João José Leal*
l.
Introdução:
O Pacto com o Direito Penal da Severidade
1.1
LCH e Rigor Punitivo para os Crimes contra a Liberdade Sexual
Dos
crimes contra os costumes, definidos no Título VI do CP, a Lei nº 8.072/90
(Lei dos Crimes Hediondos – LCH) selecionou
os dois mais graves para atribuir-lhes o rótulo legal da hediondez.
Em conseqüência, o estupro (art. 213) e o atentado violento ao pudor
(art. 214), tentados ou consumados, são as duas únicas infrações contra os
costumes que integram o rol sinistro dos crimes hediondos (art. 1º, incisos V e
VI da LCH).
Esses
dois crimes tiveram suas penas mínimas aumentadas, respectivamente, de três e
dois para seis anos e as máximas de oito e sete para dez anos de reclusão
(art. 6o da LCH). Com a
LCH, igualou-se a reprimenda cominada ao estupro e ao atentado violento ao
pudor, o que não seria tão grave, pois são crimes da mesma espécie e,
principalmente, porque não se pode afirmar que o estupro seja necessariamente
mais grave que o atentado violento ao pudor e vice-versa. A experiência mostra
que as circunstâncias presentes em cada um destes crimes é que darão a
medida certa para se aferir, de forma casuística, qual deles é o mais grave.
Por isso, a igualdade de reprimenda teria sido uma medida razoável e
compreensível se a pena mínima do crime de estupro tivesse permanecido próxima
ao patamar de três anos de reclusão estabelecido pelo legislador de 1940.
Não
se pode concordar é com a solução adotada pela LCH, que exagerou na exasperação
da pena. É preciso reconhecer que, no tocante ao atentado
violento ao pudor, a elevação da reprimenda mínima de dois para seis anos
representou um despropositado salto em direção ao direito penal da
severidade. Isto é profundamente lamentável.
À
luz da concepção punitiva contemporânea , seria um absurdo admitir que a
conduta de apalpar ou beijar alguém à força,[1]

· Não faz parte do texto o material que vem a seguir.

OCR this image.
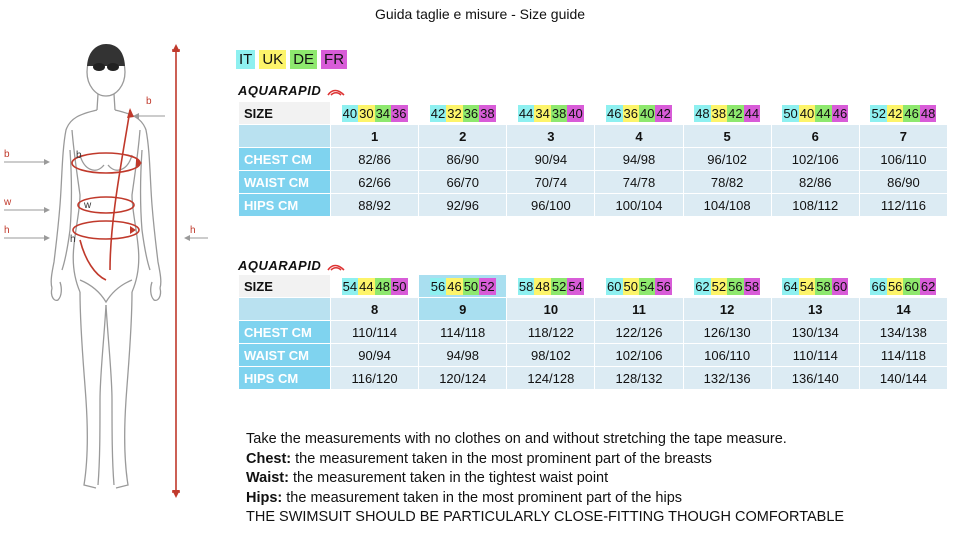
Guida taglie e misure - Size guide
b
w
h
b
h
b
w
h
IT UK DE FR
AQUARAPID
SIZE	40 30 34 36	42 32 36 38	44 34 38 40	46 36 40 42	48 38 42 44	50 40 44 46	52 42 46 48

	1	2	3	4	5	6	7
CHEST CM	82/86	86/90	90/94	94/98	96/102	102/106	106/110
WAIST CM	62/66	66/70	70/74	74/78	78/82	82/86	86/90
HIPS CM	88/92	92/96	96/100	100/104	104/108	108/112	112/116
AQUARAPID
SIZE	54 44 48 50	56 46 50 52	58 48 52 54	60 50 54 56	62 52 56 58	64 54 58 60	66 56 60 62

	8	9	10	11	12	13	14
CHEST CM	110/114	114/118	118/122	122/126	126/130	130/134	134/138
WAIST CM	90/94	94/98	98/102	102/106	106/110	110/114	114/118
HIPS CM	116/120	120/124	124/128	128/132	132/136	136/140	140/144
Take the measurements with no clothes on and without stretching the tape measure.
Chest: the measurement taken in the most prominent part of the breasts
Waist: the measurement taken in the tightest waist point
Hips: the measurement taken in the most prominent part of the hips
THE SWIMSUIT SHOULD BE PARTICULARLY CLOSE-FITTING THOUGH COMFORTABLE
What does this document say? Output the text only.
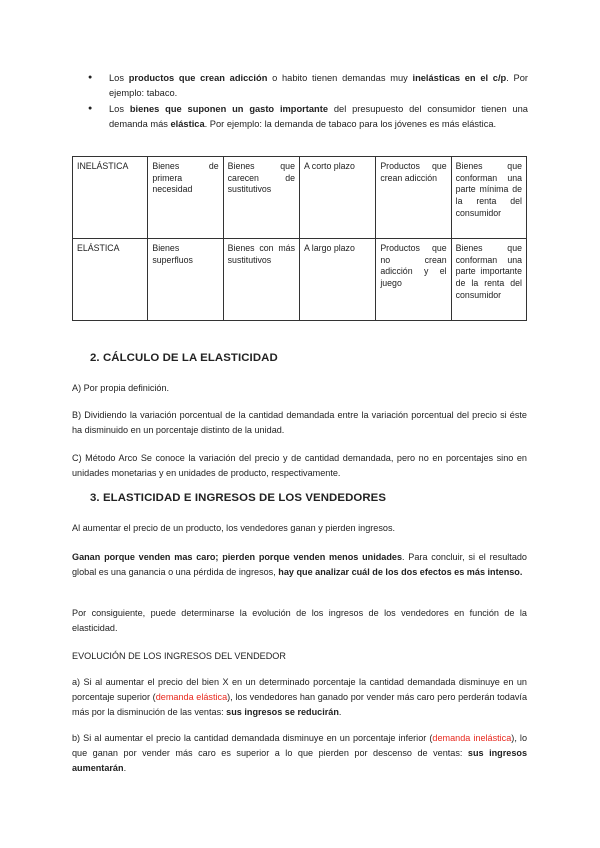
● Los productos que crean adicción o habito tienen demandas muy inelásticas en el c/p. Por ejemplo: tabaco.
● Los bienes que suponen un gasto importante del presupuesto del consumidor tienen una demanda más elástica. Por ejemplo: la demanda de tabaco para los jóvenes es más elástica.
INELÁSTICA	Bienes de primera necesidad	Bienes que carecen de sustitutivos	A corto plazo	Productos que crean adicción	Bienes que conforman una parte mínima de la renta del consumidor
ELÁSTICA	Bienes superfluos	Bienes con más sustitutivos	A largo plazo	Productos que no crean adicción y el juego	Bienes que conforman una parte importante de la renta del consumidor
2. CÁLCULO DE LA ELASTICIDAD

A) Por propia definición.

B) Dividiendo la variación porcentual de la cantidad demandada entre la variación porcentual del precio si éste ha disminuido en un porcentaje distinto de la unidad.

C) Método Arco Se conoce la variación del precio y de cantidad demandada, pero no en porcentajes sino en unidades monetarias y en unidades de producto, respectivamente.

3. ELASTICIDAD E INGRESOS DE LOS VENDEDORES

Al aumentar el precio de un producto, los vendedores ganan y pierden ingresos.

Ganan porque venden mas caro; pierden porque venden menos unidades. Para concluir, si el resultado global es una ganancia o una pérdida de ingresos, hay que analizar cuál de los dos efectos es más intenso.

Por consiguiente, puede determinarse la evolución de los ingresos de los vendedores en función de la elasticidad.

EVOLUCIÓN DE LOS INGRESOS DEL VENDEDOR

a) Si al aumentar el precio del bien X en un determinado porcentaje la cantidad demandada disminuye en un porcentaje superior (demanda elástica), los vendedores han ganado por vender más caro pero perderán todavía más por la disminución de las ventas: sus ingresos se reducirán.

b) Si al aumentar el precio la cantidad demandada disminuye en un porcentaje inferior (demanda inelástica), lo que ganan por vender más caro es superior a lo que pierden por descenso de ventas: sus ingresos aumentarán.
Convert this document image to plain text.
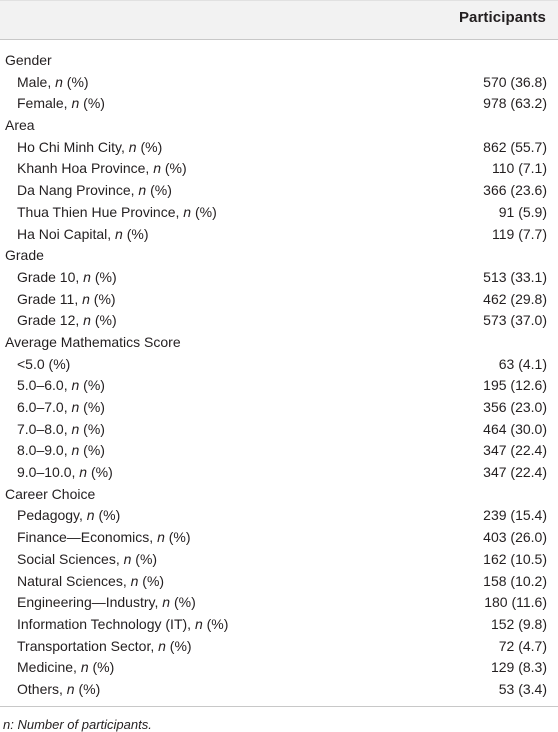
Participants
Gender
Male, n (%)	570 (36.8)
Female, n (%)	978 (63.2)
Area
Ho Chi Minh City, n (%)	862 (55.7)
Khanh Hoa Province, n (%)	110 (7.1)
Da Nang Province, n (%)	366 (23.6)
Thua Thien Hue Province, n (%)	91 (5.9)
Ha Noi Capital, n (%)	119 (7.7)
Grade
Grade 10, n (%)	513 (33.1)
Grade 11, n (%)	462 (29.8)
Grade 12, n (%)	573 (37.0)
Average Mathematics Score
<5.0 (%)	63 (4.1)
5.0–6.0, n (%)	195 (12.6)
6.0–7.0, n (%)	356 (23.0)
7.0–8.0, n (%)	464 (30.0)
8.0–9.0, n (%)	347 (22.4)
9.0–10.0, n (%)	347 (22.4)
Career Choice
Pedagogy, n (%)	239 (15.4)
Finance—Economics, n (%)	403 (26.0)
Social Sciences, n (%)	162 (10.5)
Natural Sciences, n (%)	158 (10.2)
Engineering—Industry, n (%)	180 (11.6)
Information Technology (IT), n (%)	152 (9.8)
Transportation Sector, n (%)	72 (4.7)
Medicine, n (%)	129 (8.3)
Others, n (%)	53 (3.4)
n: Number of participants.
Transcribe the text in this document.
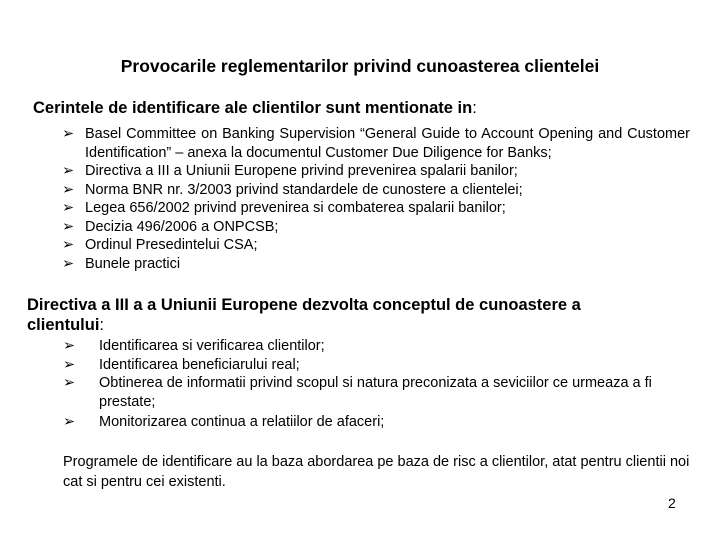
Provocarile reglementarilor privind cunoasterea clientelei
Cerintele de identificare ale clientilor sunt mentionate in:
➢ Basel Committee on Banking Supervision “General Guide to Account Opening and Customer Identification” – anexa la documentul Customer Due Diligence for Banks;
➢ Directiva a III a Uniunii Europene privind prevenirea spalarii banilor;
➢ Norma BNR nr. 3/2003 privind standardele de cunostere a clientelei;
➢ Legea 656/2002 privind prevenirea si combaterea spalarii banilor;
➢ Decizia 496/2006 a ONPCSB;
➢ Ordinul Presedintelui CSA;
➢ Bunele practici
Directiva a III a a Uniunii Europene dezvolta conceptul de cunoastere a
clientului:
➢ Identificarea si verificarea clientilor;
➢ Identificarea beneficiarului real;
➢ Obtinerea de informatii privind scopul si natura preconizata a seviciilor ce urmeaza a fi prestate;
➢ Monitorizarea continua a relatiilor de afaceri;
Programele de identificare au la baza abordarea pe baza de risc a clientilor, atat pentru clientii noi cat si pentru cei existenti.
2
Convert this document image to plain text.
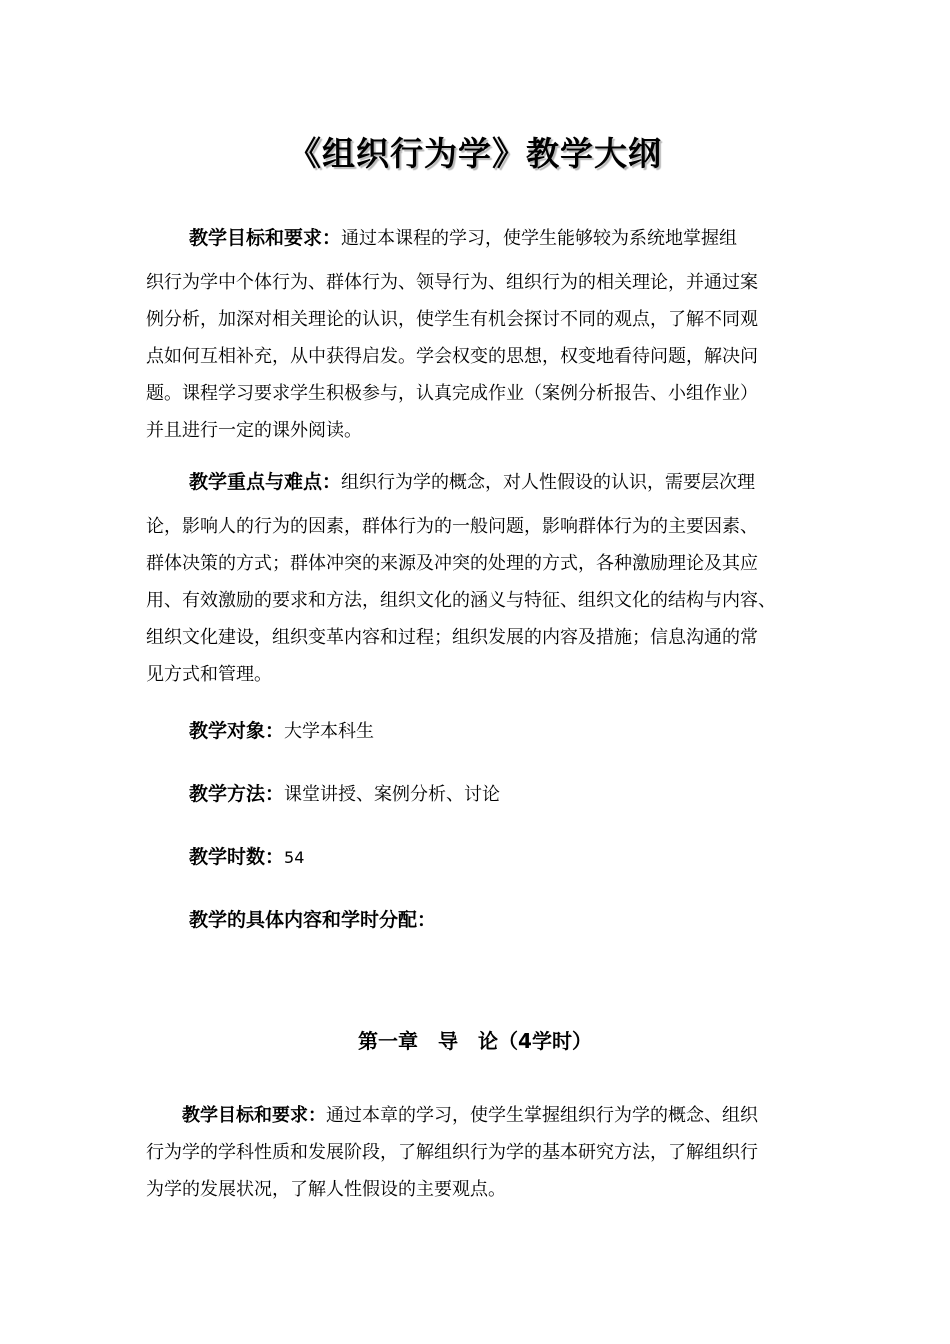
《组织行为学》教学大纲
教学目标和要求：通过本课程的学习，使学生能够较为系统地掌握组
织行为学中个体行为、群体行为、领导行为、组织行为的相关理论，并通过案
例分析，加深对相关理论的认识，使学生有机会探讨不同的观点，了解不同观
点如何互相补充，从中获得启发。学会权变的思想，权变地看待问题，解决问
题。课程学习要求学生积极参与，认真完成作业（案例分析报告、小组作业）
并且进行一定的课外阅读。
教学重点与难点：组织行为学的概念，对人性假设的认识，需要层次理
论，影响人的行为的因素，群体行为的一般问题，影响群体行为的主要因素、
群体决策的方式；群体冲突的来源及冲突的处理的方式，各种激励理论及其应
用、有效激励的要求和方法，组织文化的涵义与特征、组织文化的结构与内容、
组织文化建设，组织变革内容和过程；组织发展的内容及措施；信息沟通的常
见方式和管理。
教学对象：大学本科生
教学方法：课堂讲授、案例分析、讨论
教学时数：54
教学的具体内容和学时分配：
第一章　导　论（4学时）
教学目标和要求：通过本章的学习，使学生掌握组织行为学的概念、组织
行为学的学科性质和发展阶段，了解组织行为学的基本研究方法，了解组织行
为学的发展状况，了解人性假设的主要观点。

ou a mera contemplação lasciva, após o agente ter cortado o vestido da vítima
que dormia,[2]
entendidas pela jurisprudência de alguns anos atrás como caracterizadoras do
tipo penal descrito no art. 214 do CP, merecem a pena mínima de seis anos de
reclusão, a ser cumprida em regime fechado.
Mantido
este entendimento jurisprudencial para as hipóteses hediondas em análise, a
reprimenda mínima a ser obrigatoriamente aplicada revela-se um verdadeiro
disparate, se comparada com a punição prevista para outros crimes também
graves, definidos no CP ou em leis especiais. Compare-se, por exemplo, com a
pena mínima de um ano de detenção cominada para o homicídio culposo, mesmo
quando praticado mediante gravíssima imprudência e geradora de graves conseqüências
sociais; ou com a pena mínima de seis anos de reclusão, prevista para o
homicídio doloso simples.
1.2
- O Equívoco de um Conceito Legal de Crime Hediondo
De
qualquer forma devemos admitir que tanto o estupro quanto o atentado violento ao
pudor são crimes graves, cujo cometimento, em regra, pode suscitar um forte
sentimento de repulsa. Por isso, o juízo de censura será, também, com freqüência,
acentuado em relação ao autor de tais condutas contra liberdade sexual.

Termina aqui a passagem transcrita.